Loi Immigration : constitutionnelle ou pas, une loi révoltante

24 Janvier 2024

Dimanche 21 janvier, 75 000 à 150 000 manifestants ont défilé dans tout le pays pour dénoncer une nouvelle fois la loi Immigration.

L’application de la loi en l’état entraînerait notamment la suppression d’aides au logement ou d’allocations familiales pour des dizaines de milliers de personnes pendant leurs premières années de présence en France. Cela reviendra à amputer directement le budget de familles populaires. Des économistes ont chiffré à environ trente mille le nombre d’enfants dont les familles seraient appauvries. Et bien entendu, contrairement à ce que certains démagogues qui opposent Français et étrangers peuvent laisser entendre, aucun autre enfant de milieu populaire, même français depuis dix générations, ne verra sa situation améliorée pour autant.

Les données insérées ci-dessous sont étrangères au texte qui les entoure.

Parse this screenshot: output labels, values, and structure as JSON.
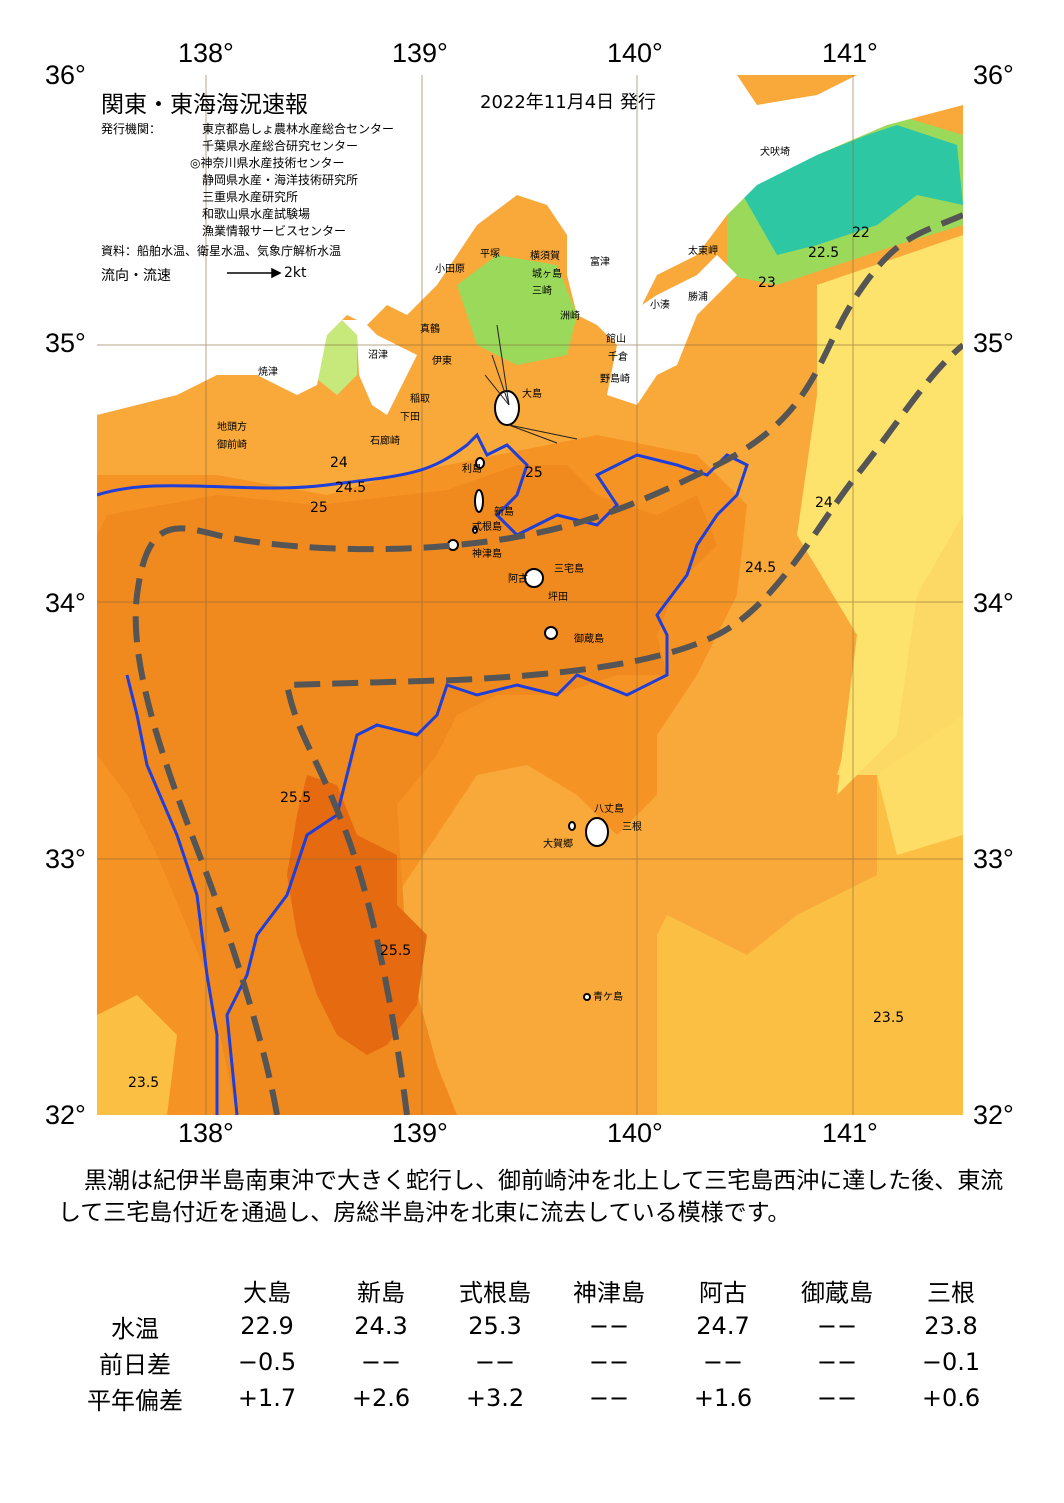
{
  "map": {
    "title": "関東・東海海況速報",
    "date": "2022年11月4日 発行",
    "issuer_label": "発行機関：",
    "issuers": [
      "東京都島しょ農林水産総合センター",
      "千葉県水産総合研究センター",
      "◎神奈川県水産技術センター",
      "静岡県水産・海洋技術研究所",
      "三重県水産研究所",
      "和歌山県水産試験場",
      "漁業情報サービスセンター"
    ],
    "source": "資料：船舶水温、衛星水温、気象庁解析水温",
    "flow_label": "流向・流速",
    "flow_scale": "2kt",
    "lon_ticks": [
      "138°",
      "139°",
      "140°",
      "141°"
    ],
    "lat_ticks": [
      "36°",
      "35°",
      "34°",
      "33°",
      "32°"
    ],
    "places": [
      "犬吠埼",
      "太東岬",
      "勝浦",
      "小湊",
      "洲崎",
      "館山",
      "千倉",
      "野島崎",
      "富津",
      "横須賀",
      "城ヶ島",
      "三崎",
      "平塚",
      "小田原",
      "真鶴",
      "沼津",
      "伊東",
      "稲取",
      "下田",
      "石廊崎",
      "御前崎",
      "地頭方",
      "焼津",
      "大島",
      "利島",
      "新島",
      "式根島",
      "神津島",
      "三宅島",
      "阿古",
      "坪田",
      "御蔵島",
      "八丈島",
      "三根",
      "大賀郷",
      "青ケ島"
    ],
    "contour_labels": [
      "24",
      "24.5",
      "25",
      "25.5",
      "23.5",
      "22.5",
      "22",
      "23",
      "24",
      "24.5",
      "25",
      "25.5",
      "23.5"
    ],
    "colors": {
      "t_23": "#fde26c",
      "t_23_5": "#fbbf44",
      "t_24": "#f9a93a",
      "t_24_5": "#f59425",
      "t_25": "#f08a1f",
      "t_25_5": "#e66a10",
      "cold_green": "#9bd95a",
      "cold_teal": "#2ec7a4",
      "kuroshio_axis": "#555555",
      "isotherm_25": "#1f3fd8",
      "land": "#ffffff"
    }
  },
  "summary": "黒潮は紀伊半島南東沖で大きく蛇行し、御前崎沖を北上して三宅島西沖に達した後、東流して三宅島付近を通過し、房総半島沖を北東に流去している模様です。",
  "table": {
    "columns": [
      "大島",
      "新島",
      "式根島",
      "神津島",
      "阿古",
      "御蔵島",
      "三根"
    ],
    "rows": [
      {
        "label": "水温",
        "values": [
          "22.9",
          "24.3",
          "25.3",
          "−−",
          "24.7",
          "−−",
          "23.8"
        ]
      },
      {
        "label": "前日差",
        "values": [
          "−0.5",
          "−−",
          "−−",
          "−−",
          "−−",
          "−−",
          "−0.1"
        ]
      },
      {
        "label": "平年偏差",
        "values": [
          "+1.7",
          "+2.6",
          "+3.2",
          "−−",
          "+1.6",
          "−−",
          "+0.6"
        ]
      }
    ]
  }
}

Cette loi limitera encore les possibilités d’obtenir un titre de séjour en règle ou la nationalité. Tous les travailleurs immigrés seront donc coincés dans une situation plus précaire, qui les poussera à baisser la tête plus longtemps face à leur patron. Et, on le sait, cela permettra au patronat d’ajouter une pression sur tous les travailleurs.

Certains espèrent que le Conseil constitutionnel rejettera une partie au moins des dispositions les plus inhumaines : celles qui instaurent des quotas d’immigrés, rallongent à deux ans la possibilité pour des travailleurs de faire venir leur famille, celles qui vont trop ouvertement dans le sens de la préférence nationale chère à l’extrême droite. Mais, quel que soit le contenu exact de la loi au final, il s’agit d’une attaque en règle contre les travailleurs immigrés.

Les partis de gauche présents dans la manifestation se présentent comme des opposants à cette loi. Ils mettent de côté le rôle qu’ils ont joué dans les attaques contre les travailleurs immigrés. Sans remonter jusqu’à Mitterrand et à sa promesse jamais tenue de donner le droit de vote aux immigrés, Jospin, à la tête d’un gouvernement de la gauche unie, « oublia » d’abroger les lois Pasqua-Debré qu’il traitait de scélérates quelques jours avant d’être élu. Quant à Hollande, il a perpétué l’enfermement des migrants, enfants compris, dans des centres de rétention, avant de les expulser. Valls, son Premier ministre, avait été jusqu’à une déclaration franchement raciste contre les Roms et avait mis en œuvre une politique restreignant les possibilités de régularisation des travailleurs immigrés. La gauche au pouvoir a ainsi poursuivi et préparé la politique anti-immigrés de la droite.

La droite, l’extrême droite et le camp de Macron ont enchaîné toutes les mises en scène pour se présenter comme un rempart face au danger que représente selon eux l’immigration. Et ce n’est pas un hasard si le chef d’orchestre de la loi Immigration, Macron, est aussi celui qui enchaîne les attaques contre les travailleurs ces dernières années. Son gouvernement fait diversion en distillant l’idée que les problèmes des travailleurs seraient liés à la présence d’immigrés, présentés comme des concurrents.

La réalité est à l’opposé. Pour que chaque travailleur puisse vivre correctement, il faudra surmonter les divisions et relever la tête ensemble.